La tribuna popolare a cui assistevo si chiedeva se e quando fosse il caso di chiamare un individuo “adulto”, sostenendo che i giornalisti dovrebbero impegnarsi nel non contribuire all’aumento di distorsioni della realtà. Ma il problema era che io mi sono sentito a disagio. Non per le generalizzazioni tipiche di un consesso post attività fisica, ma perché mi vedevo come appartenente alla categoria oggetto dello scherno. A quarantasei anni ho temuto che la critica vertesse nei miei confronti e non solo perché esternamente sfoggio un look giovane, mi vesto sempre uguale da tempi immemori, che poi secondo me è il contrario, ovvero mi vesto da anziano da tantissimi anni.

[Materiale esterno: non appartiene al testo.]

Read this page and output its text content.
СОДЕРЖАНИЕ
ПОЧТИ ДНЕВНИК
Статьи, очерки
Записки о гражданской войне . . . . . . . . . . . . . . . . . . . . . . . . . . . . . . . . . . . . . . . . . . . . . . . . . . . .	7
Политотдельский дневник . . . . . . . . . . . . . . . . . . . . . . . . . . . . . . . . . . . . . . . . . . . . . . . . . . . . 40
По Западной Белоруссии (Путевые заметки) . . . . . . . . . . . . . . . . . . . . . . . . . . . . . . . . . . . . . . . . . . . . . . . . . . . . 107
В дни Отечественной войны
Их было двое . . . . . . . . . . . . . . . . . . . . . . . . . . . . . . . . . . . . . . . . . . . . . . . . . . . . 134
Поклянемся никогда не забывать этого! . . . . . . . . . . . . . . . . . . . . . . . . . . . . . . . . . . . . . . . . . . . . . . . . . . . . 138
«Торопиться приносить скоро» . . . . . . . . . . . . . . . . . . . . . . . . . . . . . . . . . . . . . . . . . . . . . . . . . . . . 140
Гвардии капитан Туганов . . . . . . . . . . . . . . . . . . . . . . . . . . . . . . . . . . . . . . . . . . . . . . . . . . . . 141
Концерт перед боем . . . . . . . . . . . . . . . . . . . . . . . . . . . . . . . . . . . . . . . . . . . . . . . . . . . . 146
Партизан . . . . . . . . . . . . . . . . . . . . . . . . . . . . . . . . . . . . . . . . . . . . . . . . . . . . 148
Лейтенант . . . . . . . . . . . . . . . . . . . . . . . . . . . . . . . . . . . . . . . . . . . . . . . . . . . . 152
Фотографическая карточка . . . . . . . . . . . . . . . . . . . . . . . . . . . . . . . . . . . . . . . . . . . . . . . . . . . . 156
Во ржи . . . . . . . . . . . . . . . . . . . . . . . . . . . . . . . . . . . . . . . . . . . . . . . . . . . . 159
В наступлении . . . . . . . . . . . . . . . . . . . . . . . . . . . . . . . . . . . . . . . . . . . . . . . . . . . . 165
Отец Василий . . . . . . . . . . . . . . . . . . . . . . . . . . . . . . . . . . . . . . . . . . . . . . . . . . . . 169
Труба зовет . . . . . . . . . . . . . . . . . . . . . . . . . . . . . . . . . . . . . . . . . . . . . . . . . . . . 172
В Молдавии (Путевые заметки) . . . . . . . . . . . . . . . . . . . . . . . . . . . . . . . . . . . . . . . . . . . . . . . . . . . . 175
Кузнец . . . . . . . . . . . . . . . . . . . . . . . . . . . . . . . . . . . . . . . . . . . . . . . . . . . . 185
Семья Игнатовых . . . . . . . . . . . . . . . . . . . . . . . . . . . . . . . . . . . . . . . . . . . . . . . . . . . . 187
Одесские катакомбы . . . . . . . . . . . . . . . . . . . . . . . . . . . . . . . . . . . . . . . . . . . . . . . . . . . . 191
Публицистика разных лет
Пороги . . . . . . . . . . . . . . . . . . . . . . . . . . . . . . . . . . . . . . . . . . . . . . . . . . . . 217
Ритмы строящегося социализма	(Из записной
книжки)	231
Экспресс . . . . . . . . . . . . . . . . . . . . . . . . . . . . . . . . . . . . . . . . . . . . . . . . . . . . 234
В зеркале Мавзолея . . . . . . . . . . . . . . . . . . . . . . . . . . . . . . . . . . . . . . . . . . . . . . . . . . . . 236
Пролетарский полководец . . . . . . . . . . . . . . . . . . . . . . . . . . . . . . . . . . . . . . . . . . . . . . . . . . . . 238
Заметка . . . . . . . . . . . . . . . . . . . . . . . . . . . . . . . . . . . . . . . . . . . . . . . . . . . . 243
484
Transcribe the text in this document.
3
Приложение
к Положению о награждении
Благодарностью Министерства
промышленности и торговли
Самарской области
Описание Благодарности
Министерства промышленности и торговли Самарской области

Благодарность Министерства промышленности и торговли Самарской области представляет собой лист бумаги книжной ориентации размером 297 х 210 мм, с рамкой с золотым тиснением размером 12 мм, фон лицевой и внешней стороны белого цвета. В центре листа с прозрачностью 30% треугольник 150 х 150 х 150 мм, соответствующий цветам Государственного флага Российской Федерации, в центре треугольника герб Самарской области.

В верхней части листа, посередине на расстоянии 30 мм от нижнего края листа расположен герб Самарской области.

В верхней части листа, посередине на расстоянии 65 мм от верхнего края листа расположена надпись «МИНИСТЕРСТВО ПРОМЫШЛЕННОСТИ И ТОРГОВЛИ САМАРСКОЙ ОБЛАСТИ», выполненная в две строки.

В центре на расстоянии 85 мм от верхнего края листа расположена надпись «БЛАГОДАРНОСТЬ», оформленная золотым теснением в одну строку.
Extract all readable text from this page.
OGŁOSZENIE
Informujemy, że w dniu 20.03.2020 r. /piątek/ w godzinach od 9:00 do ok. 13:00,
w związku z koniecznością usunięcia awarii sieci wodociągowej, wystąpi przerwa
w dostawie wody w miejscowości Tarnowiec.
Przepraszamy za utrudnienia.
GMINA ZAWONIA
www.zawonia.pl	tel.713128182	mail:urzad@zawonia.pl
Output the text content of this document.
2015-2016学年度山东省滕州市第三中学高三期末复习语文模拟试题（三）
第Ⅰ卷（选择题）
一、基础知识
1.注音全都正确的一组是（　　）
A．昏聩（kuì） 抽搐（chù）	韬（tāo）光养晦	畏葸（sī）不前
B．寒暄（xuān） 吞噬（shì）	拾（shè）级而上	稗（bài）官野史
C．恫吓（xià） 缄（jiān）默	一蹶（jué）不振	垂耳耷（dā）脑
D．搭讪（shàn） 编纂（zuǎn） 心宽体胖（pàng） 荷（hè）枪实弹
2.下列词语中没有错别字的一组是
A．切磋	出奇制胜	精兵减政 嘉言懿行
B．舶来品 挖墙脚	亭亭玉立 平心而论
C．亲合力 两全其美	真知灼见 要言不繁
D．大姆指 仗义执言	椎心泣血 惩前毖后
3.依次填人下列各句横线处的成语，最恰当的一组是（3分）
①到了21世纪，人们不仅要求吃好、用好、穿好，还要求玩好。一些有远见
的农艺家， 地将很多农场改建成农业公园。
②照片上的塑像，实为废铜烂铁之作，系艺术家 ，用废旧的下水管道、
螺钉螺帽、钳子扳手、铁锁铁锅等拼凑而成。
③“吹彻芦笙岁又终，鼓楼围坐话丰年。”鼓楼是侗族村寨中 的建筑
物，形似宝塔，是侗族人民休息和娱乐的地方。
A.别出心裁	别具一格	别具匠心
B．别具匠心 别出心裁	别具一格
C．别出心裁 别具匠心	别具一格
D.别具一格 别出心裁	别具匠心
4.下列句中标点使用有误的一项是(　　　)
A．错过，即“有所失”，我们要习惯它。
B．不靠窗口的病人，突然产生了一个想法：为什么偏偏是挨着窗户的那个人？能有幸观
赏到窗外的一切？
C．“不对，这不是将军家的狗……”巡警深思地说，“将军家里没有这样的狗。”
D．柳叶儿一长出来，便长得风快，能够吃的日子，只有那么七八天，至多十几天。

Mi sento un ragazzo di quarantasei anni quando penso, per le cose che faccio compreso il mio lavoro, quando mi vedo reagire alle situazioni, quando rifletto sul mio modo di passare il tempo, di gestire i rapporti umani, di relazionarmi con il prossimo. Ma anche quando ascolto musica suonata da gente di cui potrei essere abbondantemente padre. Mi sento un ragazzo di quarantasei anni perché ho certi dialoghi con me stesso che non mi sembrano essere mai cambiati da quando ragazzo lo ero in tutto.
Ieri però poi ho notato che si trattava solo di una mia impressione, nessuno ha fatto caso al mio imbarazzo. Ciò mi ha tranquillizzato perché probabilmente, malgrado tutto, per chi non mi conosce da fuori dimostro con esattezza la mia età. Meglio mettersi il cuore in pace. Sono adulto da un bel pezzo, forse da così tanto che quasi ne sono di nuovo fuori, dal periodo centrale della vita. Questa volta però dalla parte opposta.